Esther Honegger was "horrified" when she found the baby snakes in her Fannie Bay home.
"I thought 'Oh my God, how many of them are there?'," she said.
"I hate snakes and as I walked backwards and forwards I would see another one."
"They were everywhere - there was one curled around my bedhead, another around the bottom of the chair, and when I went outside there was one in the hallway, another on the (stair) railing and another on the step.
"It was like I was having a nightmare.
"Everywhere I looked they just kept popping up."
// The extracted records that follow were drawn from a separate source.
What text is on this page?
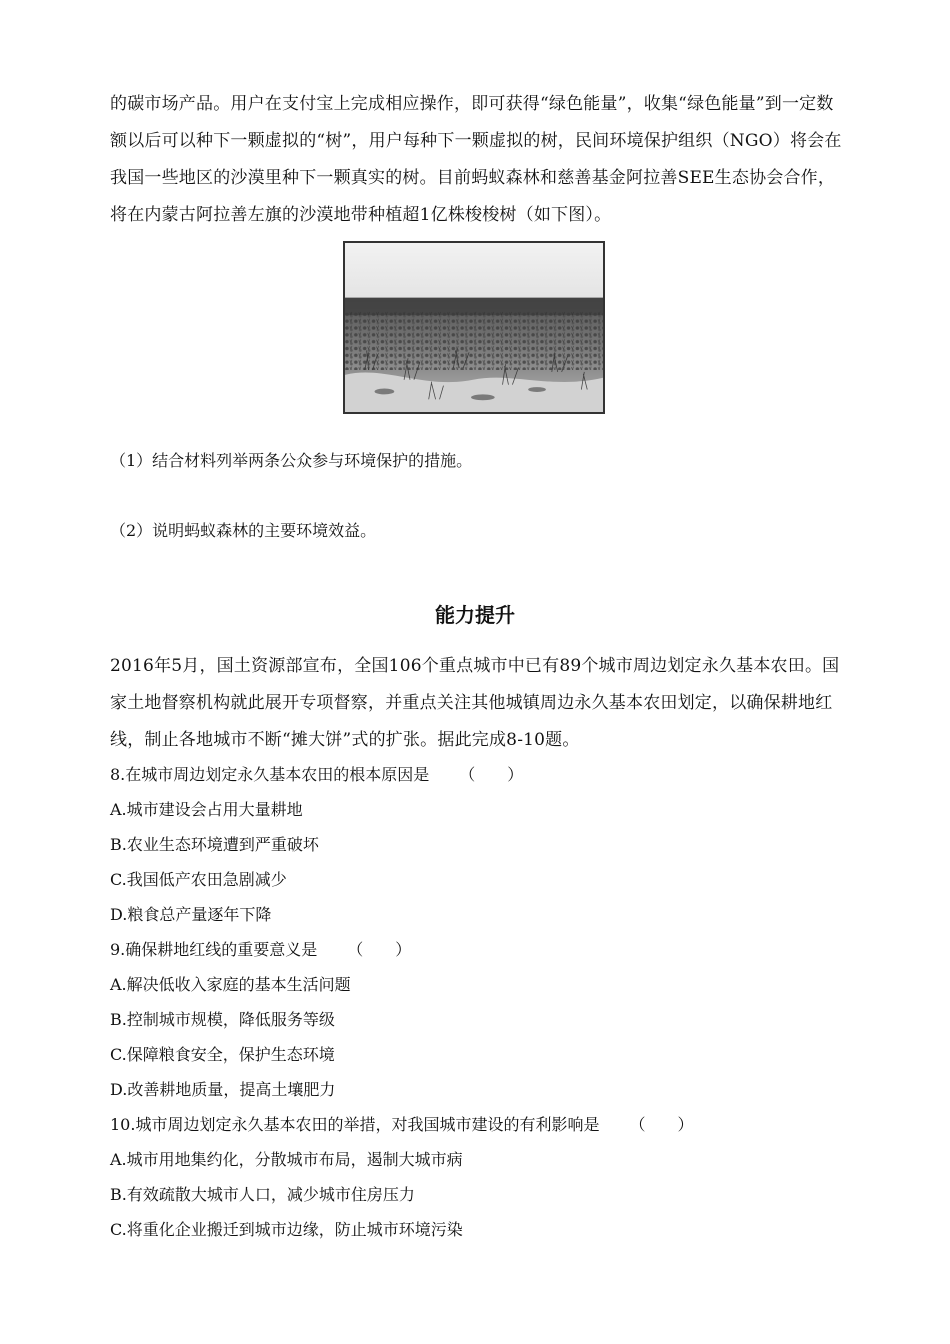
的碳市场产品。用户在支付宝上完成相应操作，即可获得“绿色能量”，收集“绿色能量”到一定数额以后可以种下一颗虚拟的“树”，用户每种下一颗虚拟的树，民间环境保护组织（NGO）将会在我国一些地区的沙漠里种下一颗真实的树。目前蚂蚁森林和慈善基金阿拉善SEE生态协会合作，将在内蒙古阿拉善左旗的沙漠地带种植超1亿株梭梭树（如下图）。
（1）结合材料列举两条公众参与环境保护的措施。
（2）说明蚂蚁森林的主要环境效益。
能力提升
2016年5月，国土资源部宣布，全国106个重点城市中已有89个城市周边划定永久基本农田。国家土地督察机构就此展开专项督察，并重点关注其他城镇周边永久基本农田划定，以确保耕地红线，制止各地城市不断“摊大饼”式的扩张。据此完成8-10题。
8.在城市周边划定永久基本农田的根本原因是 （　　）
A.城市建设会占用大量耕地
B.农业生态环境遭到严重破坏
C.我国低产农田急剧减少
D.粮食总产量逐年下降
9.确保耕地红线的重要意义是 （　　）
A.解决低收入家庭的基本生活问题
B.控制城市规模，降低服务等级
C.保障粮食安全，保护生态环境
D.改善耕地质量，提高土壤肥力
10.城市周边划定永久基本农田的举措，对我国城市建设的有利影响是 （　　）
A.城市用地集约化，分散城市布局，遏制大城市病
B.有效疏散大城市人口，减少城市住房压力
C.将重化企业搬迁到城市边缘，防止城市环境污染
The self-employed driving instructor first noticed the snakes when going to bed about 9pm on Wednesday.
She called friends, who she says didn't believe her, and then called the police.
She was then told to call the 24-hour snake hotline.
Snake catcher Geoff Brouff attended her home on Geoffrey Crescent and managed to wrangle seven of the snakes.
But the next morning he received another frantic call from Ms Honegger who had found five more of the reptiles in her house.
Another trip back to her unit on Thursday afternoon found another two.
Ms Honegger is now tippy toeing around her home as Mr Brouff said it was likely there could be more hiding around the place.
"Carpet snakes lay an average of 25 to 30 eggs so yeah it's definitely possible there will be more," he said.
He said the mother was likely living in the roof and the babies came through the air-conditioner vents.